Em primeiro lugar, gostaria de saber se os sistemas de arquivos Linux modernos ainda são vulneráveis a gravações parciais? O parâmetro foi introduzido no PostgreSQL 8.1 lançado em 2005, então talvez algumas das muitas melhorias no sistema de arquivos introduzidas desde então não sejam um problema. Provavelmente não universalmente para cargas de trabalho arbitrárias, mas talvez assumindo alguma condição adicional (por exemplo, usando tamanho de página de 4kB no PostgreSQL) seria suficiente? Além disso, o PostgreSQL nunca sobrescreve apenas um subconjunto da página de 8kB – a página inteira é sempre escrita.
Fiz muitos testes recentemente tentando acionar uma gravação parcial e ainda não consegui causar um único caso. Claro, isso não é realmente uma prova de que o problema não existe. Mas mesmo que ainda seja um problema, as somas de verificação de dados podem ser proteção suficiente (não corrigirá o problema, mas pelo menos informará que há uma página quebrada).

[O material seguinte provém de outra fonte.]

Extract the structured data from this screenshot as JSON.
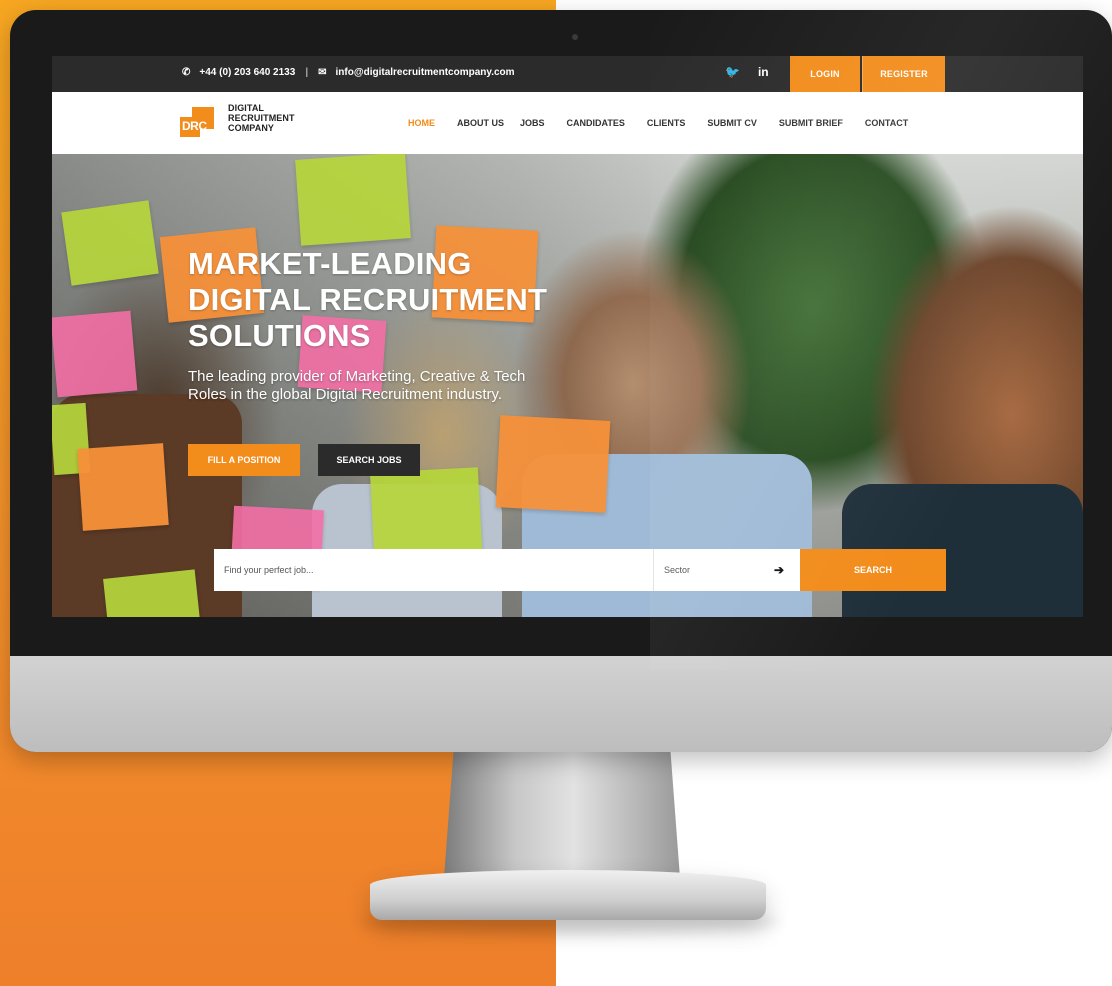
{
  "topbar": {
    "phone": "+44 (0) 203 640 2133",
    "separator": "|",
    "email": "info@digitalrecruitmentcompany.com",
    "social": [
      "twitter-icon",
      "linkedin-icon"
    ],
    "social_labels": [
      "🐦",
      "in"
    ],
    "login_label": "LOGIN",
    "register_label": "REGISTER"
  },
  "logo": {
    "mark_text": "DRC",
    "line1": "DIGITAL",
    "line2": "RECRUITMENT",
    "line3": "COMPANY"
  },
  "nav": {
    "items": [
      {
        "label": "HOME",
        "active": true
      },
      {
        "label": "ABOUT US",
        "active": false
      },
      {
        "label": "JOBS",
        "active": false
      },
      {
        "label": "CANDIDATES",
        "active": false
      },
      {
        "label": "CLIENTS",
        "active": false
      },
      {
        "label": "SUBMIT CV",
        "active": false
      },
      {
        "label": "SUBMIT BRIEF",
        "active": false
      },
      {
        "label": "CONTACT",
        "active": false
      }
    ]
  },
  "hero": {
    "title_line1": "MARKET-LEADING",
    "title_line2": "DIGITAL RECRUITMENT",
    "title_line3": "SOLUTIONS",
    "subtitle_line1": "The leading provider of Marketing, Creative & Tech",
    "subtitle_line2": "Roles in the global Digital Recruitment industry.",
    "fill_position_label": "FILL A POSITION",
    "search_jobs_label": "SEARCH JOBS"
  },
  "search": {
    "placeholder": "Find your perfect job...",
    "sector_label": "Sector",
    "arrow": "➔",
    "button_label": "SEARCH"
  },
  "colors": {
    "accent": "#f28c1b",
    "dark": "#2b2b2b"
  }
}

Em segundo lugar, muitos sistemas hoje em dia dependem de réplicas de replicação de streaming – em vez de esperar que o servidor reinicie após um problema de hardware (o que pode levar muito tempo) e gastar mais tempo executando a recuperação, os sistemas simplesmente alternam para um hot standby. Se o banco de dados no primário com falha for removido (e depois clonado do novo primário), as gravações parciais não serão um problema.
Mas acho que se começarmos a recomendar isso, então “não sei como os dados foram corrompidos, acabei de definir full_page_writes=off nos sistemas!” se tornaria uma das frases mais comuns antes da morte para DBAs (juntamente com o “Eu vi essa cobra no reddit, não é venenosa.”).
Resumo
Não há muito que você possa fazer para ajustar as gravações de página inteira diretamente. Para a maioria das cargas de trabalho, a maioria das gravações de página inteira ocorre logo após um ponto de verificação e desaparece até o próximo ponto de verificação. Por isso, é importante ajustar os checkpoints para que não aconteçam com muita frequência.
Algumas decisões no nível do aplicativo podem aumentar a aleatoriedade das gravações em tabelas e índices – por exemplo, os valores UUID são inerentemente aleatórios, transformando até mesmo a carga de trabalho INSERT simples em atualizações aleatórias de índice. O esquema usado nos exemplos foi bastante trivial - na prática haverá índices secundários, chaves estrangeiras etc. Mas usar chaves primárias BIGSERIAL internamente (e manter o UUID como chaves substitutas) pelo menos reduziria a amplificação de gravação.
Estou realmente interessado na discussão sobre a necessidade de gravações de página inteira nos kernels/sistemas de arquivos atuais. Infelizmente, não encontrei muitos recursos, então, se você tiver informações relevantes, me avise.